Saturday, February 5, 2011

A public service announcement

I am a product of the public school system; and very proud of that fact! I never had to wear a uniform, learn any specific theology, or endure unreasonable expectations. That's not to say that I loved every single part of the public school experience. I did not. My biggest complaint was the restrictions placed upon the students by the administration. It felt more of an obligation to go to school than a personal enhancement regimen.


I hated getting into trouble; which is odd because I so rarely did. I suppose it was more disappointment that bothered me more than anything else. I had the disorder known as "people pleasing" from a very early age. Once I arrived at Junior High School the disorder became more intense; yet at the same time it battled against my ever growing independence. It was about that time in my life when I realized that my opinions were valid, even though they were not always asked for. You become a teenage and all of a sudden the level of respect you receive severly diminishes. Why? I don't know. What I do know is that it bothered me beyond reason.


Once I got to high school the irrational rules and expectations placed upon the students by those in a decision making position was at a frustrating level. I distinctly remember receiving the Student Handbook one year, which was almost as thick as a Shakespeare anthology, and being told that you couldn't graduate unless you turned in the signed page showing you read the Handbook. Really? That determined my ability to graduate? That meant that I had achieved what was needed from an education standpoint? It was absolutely ridiculous to me, but I signed the silly thing; without reading it.


I have a great respect and admiration for those who choose education as their chosen profession.

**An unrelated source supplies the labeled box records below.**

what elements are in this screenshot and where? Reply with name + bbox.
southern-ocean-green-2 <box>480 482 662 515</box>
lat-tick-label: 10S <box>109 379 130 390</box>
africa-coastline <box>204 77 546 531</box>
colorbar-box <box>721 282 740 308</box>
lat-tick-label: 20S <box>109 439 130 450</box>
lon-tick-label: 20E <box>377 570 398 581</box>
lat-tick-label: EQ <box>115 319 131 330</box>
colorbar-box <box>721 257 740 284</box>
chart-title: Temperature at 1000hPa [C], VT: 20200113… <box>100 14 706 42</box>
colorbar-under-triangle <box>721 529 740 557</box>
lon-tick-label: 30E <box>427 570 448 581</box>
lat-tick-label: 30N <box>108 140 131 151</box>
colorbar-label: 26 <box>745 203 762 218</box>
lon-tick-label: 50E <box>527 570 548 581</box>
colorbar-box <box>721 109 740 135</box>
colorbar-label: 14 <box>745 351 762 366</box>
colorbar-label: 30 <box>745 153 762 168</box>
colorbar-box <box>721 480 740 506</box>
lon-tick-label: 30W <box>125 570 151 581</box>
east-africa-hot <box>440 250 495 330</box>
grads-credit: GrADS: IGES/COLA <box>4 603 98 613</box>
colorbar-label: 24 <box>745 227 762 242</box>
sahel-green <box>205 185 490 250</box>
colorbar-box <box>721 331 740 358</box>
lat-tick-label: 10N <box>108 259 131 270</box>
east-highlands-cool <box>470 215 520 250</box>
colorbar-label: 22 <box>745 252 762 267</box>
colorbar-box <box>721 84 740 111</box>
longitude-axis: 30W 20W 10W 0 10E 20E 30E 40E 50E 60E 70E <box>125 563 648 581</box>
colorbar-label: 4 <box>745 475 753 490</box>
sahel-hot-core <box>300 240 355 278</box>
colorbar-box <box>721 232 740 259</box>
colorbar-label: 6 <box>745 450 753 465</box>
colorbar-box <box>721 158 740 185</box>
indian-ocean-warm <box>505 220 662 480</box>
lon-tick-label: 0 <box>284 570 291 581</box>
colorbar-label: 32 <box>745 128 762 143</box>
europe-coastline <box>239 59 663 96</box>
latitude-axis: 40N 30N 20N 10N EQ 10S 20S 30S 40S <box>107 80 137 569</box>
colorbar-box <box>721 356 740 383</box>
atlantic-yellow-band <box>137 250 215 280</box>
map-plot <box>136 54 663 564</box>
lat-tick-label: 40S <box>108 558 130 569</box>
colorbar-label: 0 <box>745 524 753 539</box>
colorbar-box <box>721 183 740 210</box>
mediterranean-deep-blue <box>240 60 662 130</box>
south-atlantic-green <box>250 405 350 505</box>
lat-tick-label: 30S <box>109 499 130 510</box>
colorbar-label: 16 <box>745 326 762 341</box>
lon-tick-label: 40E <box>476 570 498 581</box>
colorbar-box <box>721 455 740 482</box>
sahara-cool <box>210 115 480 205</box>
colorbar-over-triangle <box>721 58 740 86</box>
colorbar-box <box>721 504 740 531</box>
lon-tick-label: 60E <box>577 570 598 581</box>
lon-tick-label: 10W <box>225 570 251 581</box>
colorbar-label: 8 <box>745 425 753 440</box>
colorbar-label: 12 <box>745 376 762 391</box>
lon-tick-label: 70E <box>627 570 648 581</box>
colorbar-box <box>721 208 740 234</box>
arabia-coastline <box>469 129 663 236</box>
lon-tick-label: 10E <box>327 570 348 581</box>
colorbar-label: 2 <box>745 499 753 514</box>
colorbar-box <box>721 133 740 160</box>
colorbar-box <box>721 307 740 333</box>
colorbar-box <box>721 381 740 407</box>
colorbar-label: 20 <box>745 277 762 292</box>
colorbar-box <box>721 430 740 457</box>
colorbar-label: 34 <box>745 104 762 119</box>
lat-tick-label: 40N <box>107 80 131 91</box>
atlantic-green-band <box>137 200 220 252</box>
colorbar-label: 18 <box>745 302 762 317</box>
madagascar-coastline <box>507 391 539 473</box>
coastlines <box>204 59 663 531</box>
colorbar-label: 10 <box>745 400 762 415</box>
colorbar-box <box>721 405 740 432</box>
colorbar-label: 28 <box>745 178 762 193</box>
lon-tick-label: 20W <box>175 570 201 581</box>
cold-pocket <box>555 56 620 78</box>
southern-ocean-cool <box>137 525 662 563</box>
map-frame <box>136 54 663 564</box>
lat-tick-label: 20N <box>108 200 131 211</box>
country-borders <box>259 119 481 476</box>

I have from a very early age. At this point in my life I am surrounded by teachers in my private life. Numerous family members and dear friends are among those who work so tirelessly to impart wisdom, education and opportunity to the future generations. I loved my teachers, from a child's perspective. I didn't always like the teaching style of all of my professors but I respected their position. Their hard work and dedication to their craft impressed me and demanded my affection. Just as in any other line of work, there are always those who lose track of why they ended up in the career they're in now. You can easily become disillusioned, feel unimportant and disrespected despite the passion you have for the job you do. Teachers are not alone in that plight.


It wasn't until I CHOSE to continue my education on a university level that I realized why I disliked my high school experience so much. And it had nothing to do with my teachers; it was the self-serving, afraid of lawsuits, taxpayer pleasing administrators who treated the students as inferior that riled me up so much. In college, I didn't have to raise my hand or ask for a hall pass in order to use the rest room. I simply would get up quietly, leave the room and return just as unobtrusively as I left. Yes, it's possible! I also was responsible for my attendence, and subsequently what I put into my education I received two-fold. I so wish, looking back, that I had been treated with the same level of trust and respect in high school that I received in my college years.


What do I value most about my public school education? The diversity; among the students, the teachers and the subjects. I went to school to strengthen my education, not to socialize. That was a bonus! It was up to me whether I succeeded or not. And my definition of success may have differed from others. I failed in high school because I didn't have the confidence to speak up and voice my opinion when I felt it could improve the situation. I succeeded in college because I understood that it was up to me to detemine my own path in life.